As noted, the burden is on Mujahid to demonstrate manifest prejudice. While this Court
acknowledges that it may be hard to do so prior to the presentation of evidence at trial, the
defendant has not convinced the Court that cross-admissibility would be inappropriate or that the
evidence is so complex and convoluted that jury instructions cannot prevent prejudice.
Therefore, this Court concludes that Mujahid has not met his burden of demonstrating that the
prejudice is so great to warrant Rule 14 severance at this time.
Based on the foregoing analysis, the Court respectfully recommends that Defendant
Mujahid’s Motion to Sever Counts for Improper and Prejudicial Joinder at Docket 33 be
DATED this 19th day of January, 2011, at Anchorage, Alaska.
/s/ Deborah M. Smith
DEBORAH M. SMITH
United States Magistrate Judge
Pursuant to D.Ak.L.M.R. 6(a), a party seeking to object to this proposed finding and
recommendation shall file written objections with the Clerk of Court no later than CLOSE OF
BUSINESS, JANUARY 25, 2011. Failure to object to a magistrate judge’s findings of fact may
be treated as a procedural default and waiver of the right to contest those findings on appeal.
McCall v.
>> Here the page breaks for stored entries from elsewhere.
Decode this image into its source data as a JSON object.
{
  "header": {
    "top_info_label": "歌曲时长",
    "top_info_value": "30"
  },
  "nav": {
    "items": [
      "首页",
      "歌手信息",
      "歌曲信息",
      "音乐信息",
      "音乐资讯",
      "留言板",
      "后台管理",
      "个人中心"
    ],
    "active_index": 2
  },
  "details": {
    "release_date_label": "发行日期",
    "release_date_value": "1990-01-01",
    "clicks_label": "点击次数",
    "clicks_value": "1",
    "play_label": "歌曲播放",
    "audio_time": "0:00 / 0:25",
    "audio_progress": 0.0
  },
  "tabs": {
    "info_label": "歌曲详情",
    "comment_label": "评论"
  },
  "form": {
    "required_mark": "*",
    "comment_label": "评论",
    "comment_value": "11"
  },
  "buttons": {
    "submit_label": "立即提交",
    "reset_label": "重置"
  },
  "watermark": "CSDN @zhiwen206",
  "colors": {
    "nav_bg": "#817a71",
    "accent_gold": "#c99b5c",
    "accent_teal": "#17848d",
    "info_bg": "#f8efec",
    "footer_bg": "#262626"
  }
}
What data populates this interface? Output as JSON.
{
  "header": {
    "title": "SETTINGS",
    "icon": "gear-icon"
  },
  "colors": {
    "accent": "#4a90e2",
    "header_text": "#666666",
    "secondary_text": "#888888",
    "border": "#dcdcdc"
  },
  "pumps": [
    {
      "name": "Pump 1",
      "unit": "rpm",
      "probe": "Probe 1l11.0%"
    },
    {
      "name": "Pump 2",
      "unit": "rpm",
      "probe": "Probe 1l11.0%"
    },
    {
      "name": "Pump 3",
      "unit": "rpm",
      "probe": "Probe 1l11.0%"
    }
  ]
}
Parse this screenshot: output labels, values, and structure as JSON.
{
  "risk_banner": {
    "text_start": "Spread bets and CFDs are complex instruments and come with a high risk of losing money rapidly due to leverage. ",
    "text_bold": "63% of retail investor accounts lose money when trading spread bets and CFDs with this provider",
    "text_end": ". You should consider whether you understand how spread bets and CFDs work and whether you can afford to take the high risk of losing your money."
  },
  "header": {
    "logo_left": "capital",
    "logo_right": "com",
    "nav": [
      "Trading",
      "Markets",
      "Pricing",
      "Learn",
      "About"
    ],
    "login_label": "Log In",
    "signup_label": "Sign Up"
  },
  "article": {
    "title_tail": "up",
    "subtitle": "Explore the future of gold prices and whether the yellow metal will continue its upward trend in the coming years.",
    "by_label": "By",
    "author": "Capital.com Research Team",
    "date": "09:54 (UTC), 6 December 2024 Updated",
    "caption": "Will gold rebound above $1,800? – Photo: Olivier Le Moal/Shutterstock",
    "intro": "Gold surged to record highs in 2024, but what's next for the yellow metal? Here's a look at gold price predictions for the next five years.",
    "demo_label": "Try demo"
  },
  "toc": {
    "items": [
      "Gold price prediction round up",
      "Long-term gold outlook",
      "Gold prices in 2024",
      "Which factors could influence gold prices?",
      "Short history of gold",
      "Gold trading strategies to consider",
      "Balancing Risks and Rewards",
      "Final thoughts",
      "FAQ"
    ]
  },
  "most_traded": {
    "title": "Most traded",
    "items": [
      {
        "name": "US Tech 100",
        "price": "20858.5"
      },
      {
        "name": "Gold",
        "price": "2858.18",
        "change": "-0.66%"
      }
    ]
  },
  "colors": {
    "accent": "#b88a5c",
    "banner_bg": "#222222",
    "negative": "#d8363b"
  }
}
Andrus, 628 F.2d 1185, 1187-89 (9th Cir. 1980), cert. denied, 450 U.S. 996 (1981).
The Ninth Circuit concludes that a district court is not required to consider evidence introduced
for the first time in a party’s objection to a magistrate judge’s recommendation. United States v.
Howell, 231 F.3d 615 (9th Cir. 2000). Objections and responses shall not exceed five (5) pages
in length, and shall not merely reargue positions presented in motion papers. Rather, objections
and responses shall specifically designate the findings or recommendations objected to, the basis
of the objection, and the points and authorities in support. Response(s) to the objections shall be
filed on or before CLOSE OF BUSINESS, JANUARY 28, 2011. The parties shall otherwise
comply with provisions of D.Ak.L.M.R. 6(a). The shortened objection and response deadlines
are necessary due to the looming trial date.
Reports and recommendations are not appealable orders. Any notice of appeal pursuant
to Fed.R.App.P. 4(a)(1) should not be filed until entry of the district court’s judgment. See
Hilliard v. Kincheloe, 796 F.2d 308 (9th Cir. 1986).